The company said in a statement that the Better Care Reconciliation Act of 2017 “will markedly improve the stability of the individual market and moderate premium increases through substantial stability funding, appropriating cost-sharing reduction funds, aligning premium subsidies with premium costs, and eliminating the health insurance tax, which alone would result in a 3-5% premium decrease for our fully insured members."
Other insurers, though, were not as pleased with the Senate’s bid to repeal and replace the Affordable Care Act.
The CEOs of both Blue Cross Blue Shield of Massachusetts and Blue Shield of California, for example, issued statements that outlined their opposition to the measure.
Similarly, Kaiser Permanente Chairman and CEO Bernard Tyson wrote that “we cannot support the current Senate draft bill, as it is clear that the changes to Medicaid and the reductions in subsidies for low-income people enrolled in the exchanges will lead to reduced coverage in our country.”
While the draft tries to address the need for individual market stabilization measures, he added, “these provisions are outweighed by the broader impact of the legislation.”
This is not the first time that Anthem has stood virtually alone in support of the GOP’s healthcare legislation. Anthem CEO Joseph Swedish wrote in a letter to lawmakers in March that House’s healthcare bill would “addresses the challenges immediately facing the individual market and will ensure more affordable health plan choices for consumers in the short term.”
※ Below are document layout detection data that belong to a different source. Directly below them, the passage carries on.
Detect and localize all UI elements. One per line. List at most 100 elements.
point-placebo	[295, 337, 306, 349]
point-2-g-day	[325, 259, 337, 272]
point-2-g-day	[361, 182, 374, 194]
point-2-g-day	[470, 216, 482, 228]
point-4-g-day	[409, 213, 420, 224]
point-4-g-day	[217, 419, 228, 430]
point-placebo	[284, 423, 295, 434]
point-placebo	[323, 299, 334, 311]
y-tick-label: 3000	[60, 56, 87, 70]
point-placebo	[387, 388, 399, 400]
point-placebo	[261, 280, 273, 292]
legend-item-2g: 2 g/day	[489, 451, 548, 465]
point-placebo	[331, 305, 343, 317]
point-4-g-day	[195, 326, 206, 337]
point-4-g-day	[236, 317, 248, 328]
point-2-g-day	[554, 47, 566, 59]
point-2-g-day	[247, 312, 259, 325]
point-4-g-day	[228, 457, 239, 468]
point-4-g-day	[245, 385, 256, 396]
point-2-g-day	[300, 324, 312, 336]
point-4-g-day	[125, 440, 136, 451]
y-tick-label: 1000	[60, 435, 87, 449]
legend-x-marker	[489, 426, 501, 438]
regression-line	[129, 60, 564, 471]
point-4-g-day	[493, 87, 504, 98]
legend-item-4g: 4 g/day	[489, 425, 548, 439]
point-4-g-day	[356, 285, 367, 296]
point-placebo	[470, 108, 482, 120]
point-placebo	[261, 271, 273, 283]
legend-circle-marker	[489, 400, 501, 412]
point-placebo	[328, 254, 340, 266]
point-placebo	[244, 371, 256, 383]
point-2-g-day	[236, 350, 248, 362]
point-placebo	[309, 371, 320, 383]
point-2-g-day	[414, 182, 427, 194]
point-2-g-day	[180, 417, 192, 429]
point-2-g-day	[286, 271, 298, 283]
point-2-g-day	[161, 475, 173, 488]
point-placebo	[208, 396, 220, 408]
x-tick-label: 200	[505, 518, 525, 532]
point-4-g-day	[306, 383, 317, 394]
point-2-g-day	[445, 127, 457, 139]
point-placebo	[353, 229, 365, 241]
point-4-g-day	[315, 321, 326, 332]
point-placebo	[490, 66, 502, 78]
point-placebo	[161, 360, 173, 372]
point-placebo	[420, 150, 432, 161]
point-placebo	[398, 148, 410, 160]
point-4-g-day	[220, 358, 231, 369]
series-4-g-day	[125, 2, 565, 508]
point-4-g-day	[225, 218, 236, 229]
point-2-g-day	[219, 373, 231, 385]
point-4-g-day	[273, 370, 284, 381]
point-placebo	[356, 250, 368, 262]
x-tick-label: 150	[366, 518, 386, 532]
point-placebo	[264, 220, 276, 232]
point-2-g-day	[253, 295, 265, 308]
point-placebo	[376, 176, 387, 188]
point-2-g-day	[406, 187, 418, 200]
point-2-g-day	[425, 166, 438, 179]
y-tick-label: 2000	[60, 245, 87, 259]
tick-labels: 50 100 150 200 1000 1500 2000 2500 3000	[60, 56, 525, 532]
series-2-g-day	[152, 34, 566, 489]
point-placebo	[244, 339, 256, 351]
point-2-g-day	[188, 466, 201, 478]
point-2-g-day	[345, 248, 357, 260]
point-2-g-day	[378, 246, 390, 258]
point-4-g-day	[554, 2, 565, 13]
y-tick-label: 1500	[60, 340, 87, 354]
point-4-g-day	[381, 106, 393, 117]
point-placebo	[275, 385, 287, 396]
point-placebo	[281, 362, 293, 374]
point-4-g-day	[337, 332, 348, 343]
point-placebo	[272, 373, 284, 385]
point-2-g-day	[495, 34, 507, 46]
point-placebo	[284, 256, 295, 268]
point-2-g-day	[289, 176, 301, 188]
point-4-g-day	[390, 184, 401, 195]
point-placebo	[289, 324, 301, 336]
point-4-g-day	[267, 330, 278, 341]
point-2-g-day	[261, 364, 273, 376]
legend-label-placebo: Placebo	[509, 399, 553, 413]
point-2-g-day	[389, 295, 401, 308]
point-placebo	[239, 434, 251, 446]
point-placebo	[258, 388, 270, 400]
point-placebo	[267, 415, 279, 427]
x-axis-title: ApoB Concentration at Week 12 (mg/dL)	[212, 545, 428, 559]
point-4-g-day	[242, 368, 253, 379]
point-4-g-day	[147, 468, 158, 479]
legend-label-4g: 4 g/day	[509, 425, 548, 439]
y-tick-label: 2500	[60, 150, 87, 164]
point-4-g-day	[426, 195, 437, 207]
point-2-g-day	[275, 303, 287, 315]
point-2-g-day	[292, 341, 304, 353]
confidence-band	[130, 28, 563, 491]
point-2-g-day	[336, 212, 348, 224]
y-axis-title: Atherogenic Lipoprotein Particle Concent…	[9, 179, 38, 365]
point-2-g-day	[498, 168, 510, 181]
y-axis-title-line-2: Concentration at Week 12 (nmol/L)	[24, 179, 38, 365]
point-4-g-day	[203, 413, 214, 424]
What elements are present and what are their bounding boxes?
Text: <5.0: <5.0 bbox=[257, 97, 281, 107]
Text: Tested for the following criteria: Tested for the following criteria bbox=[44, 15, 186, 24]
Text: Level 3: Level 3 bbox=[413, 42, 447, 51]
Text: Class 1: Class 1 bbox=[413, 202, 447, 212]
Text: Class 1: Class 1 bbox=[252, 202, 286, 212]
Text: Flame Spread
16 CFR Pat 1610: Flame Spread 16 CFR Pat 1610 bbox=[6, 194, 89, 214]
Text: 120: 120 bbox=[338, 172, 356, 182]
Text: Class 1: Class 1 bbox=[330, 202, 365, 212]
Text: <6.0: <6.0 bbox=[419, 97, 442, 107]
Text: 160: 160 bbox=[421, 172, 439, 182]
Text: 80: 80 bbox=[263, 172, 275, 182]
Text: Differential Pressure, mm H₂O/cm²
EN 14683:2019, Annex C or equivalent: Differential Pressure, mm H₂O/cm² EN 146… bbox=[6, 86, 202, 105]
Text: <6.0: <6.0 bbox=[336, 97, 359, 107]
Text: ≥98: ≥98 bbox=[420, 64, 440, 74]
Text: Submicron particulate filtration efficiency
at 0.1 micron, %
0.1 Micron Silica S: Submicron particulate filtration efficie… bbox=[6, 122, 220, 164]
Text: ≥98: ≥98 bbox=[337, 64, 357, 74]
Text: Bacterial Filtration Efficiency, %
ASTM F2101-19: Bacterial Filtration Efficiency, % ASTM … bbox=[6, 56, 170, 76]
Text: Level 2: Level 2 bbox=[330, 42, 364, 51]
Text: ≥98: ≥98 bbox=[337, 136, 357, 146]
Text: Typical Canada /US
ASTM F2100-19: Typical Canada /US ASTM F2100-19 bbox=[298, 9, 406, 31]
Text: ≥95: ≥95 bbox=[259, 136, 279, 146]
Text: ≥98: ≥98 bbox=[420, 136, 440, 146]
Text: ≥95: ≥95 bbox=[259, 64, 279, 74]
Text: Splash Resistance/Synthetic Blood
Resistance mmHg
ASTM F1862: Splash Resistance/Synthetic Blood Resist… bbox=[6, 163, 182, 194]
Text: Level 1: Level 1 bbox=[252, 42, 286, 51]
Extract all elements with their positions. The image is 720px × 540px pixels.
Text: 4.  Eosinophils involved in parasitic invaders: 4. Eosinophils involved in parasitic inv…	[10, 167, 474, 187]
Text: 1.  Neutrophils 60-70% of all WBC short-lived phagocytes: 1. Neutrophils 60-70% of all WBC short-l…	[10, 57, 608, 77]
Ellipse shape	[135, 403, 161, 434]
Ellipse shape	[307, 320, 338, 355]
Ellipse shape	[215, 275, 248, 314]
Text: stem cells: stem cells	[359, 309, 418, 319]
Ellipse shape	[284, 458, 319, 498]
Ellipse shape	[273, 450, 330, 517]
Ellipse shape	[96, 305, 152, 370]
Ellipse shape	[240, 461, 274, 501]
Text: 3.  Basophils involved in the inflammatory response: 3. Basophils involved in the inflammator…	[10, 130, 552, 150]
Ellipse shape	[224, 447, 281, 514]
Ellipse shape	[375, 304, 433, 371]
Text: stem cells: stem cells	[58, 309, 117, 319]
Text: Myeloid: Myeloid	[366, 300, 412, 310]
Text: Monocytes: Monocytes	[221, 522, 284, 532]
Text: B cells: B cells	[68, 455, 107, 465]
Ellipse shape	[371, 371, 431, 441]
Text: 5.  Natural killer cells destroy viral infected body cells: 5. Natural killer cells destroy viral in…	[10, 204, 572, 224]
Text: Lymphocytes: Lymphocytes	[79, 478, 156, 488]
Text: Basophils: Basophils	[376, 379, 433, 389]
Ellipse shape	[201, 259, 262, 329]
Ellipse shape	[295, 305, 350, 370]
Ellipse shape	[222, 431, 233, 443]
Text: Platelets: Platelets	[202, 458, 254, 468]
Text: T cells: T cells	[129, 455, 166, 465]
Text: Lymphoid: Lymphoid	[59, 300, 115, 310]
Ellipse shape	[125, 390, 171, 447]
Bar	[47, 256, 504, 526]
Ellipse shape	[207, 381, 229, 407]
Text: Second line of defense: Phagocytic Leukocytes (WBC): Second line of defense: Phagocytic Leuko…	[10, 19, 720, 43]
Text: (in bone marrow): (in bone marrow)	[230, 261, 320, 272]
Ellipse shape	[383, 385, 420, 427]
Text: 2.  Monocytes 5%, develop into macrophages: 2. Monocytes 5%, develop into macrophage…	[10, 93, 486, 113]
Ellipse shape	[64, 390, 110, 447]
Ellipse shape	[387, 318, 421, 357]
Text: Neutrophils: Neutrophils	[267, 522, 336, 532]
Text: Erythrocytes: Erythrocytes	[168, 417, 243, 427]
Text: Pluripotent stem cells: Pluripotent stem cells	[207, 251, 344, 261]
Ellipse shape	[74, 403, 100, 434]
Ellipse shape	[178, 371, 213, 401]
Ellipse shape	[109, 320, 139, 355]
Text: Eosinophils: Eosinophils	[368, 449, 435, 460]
He also called upon lawmakers to take other steps to stabilize the marketplaces, including funding cost-sharing reductions through 2019. Notably, the Senate’s bill fulfills that request, which other payers and healthcare trade groups had also lobbied for.
More recently, though, Swedish expressed concern about how the GOP's planned changes to Medicaid funding would affect the poor and vulnerable, saying it will be a “tall order” for organizations like Anthem to help Americans adjust to whatever legislation ends up passing. In fact, the insurer's most recent statement adds that "we are committed to working with our government partners now and into the future to navigate the challenges the current bill proposes to the Medicaid program."
Anthem has also announced plans to pull out of the ACA exchanges in Ohio, Wisconsin and Indiana next year, citing the volatility of the individual markets.
Yet by continuing to offer at least one plan off exchange in each state, it has left the door open to return to their exchange markets in more favorable conditions down the road. The insurer’s plans for 2018 participation in those states could also still change—and it has yet to decide about the other states where it sells individual plans.
Editor's note: This article has been updated to add additional detail from Anthem's statement.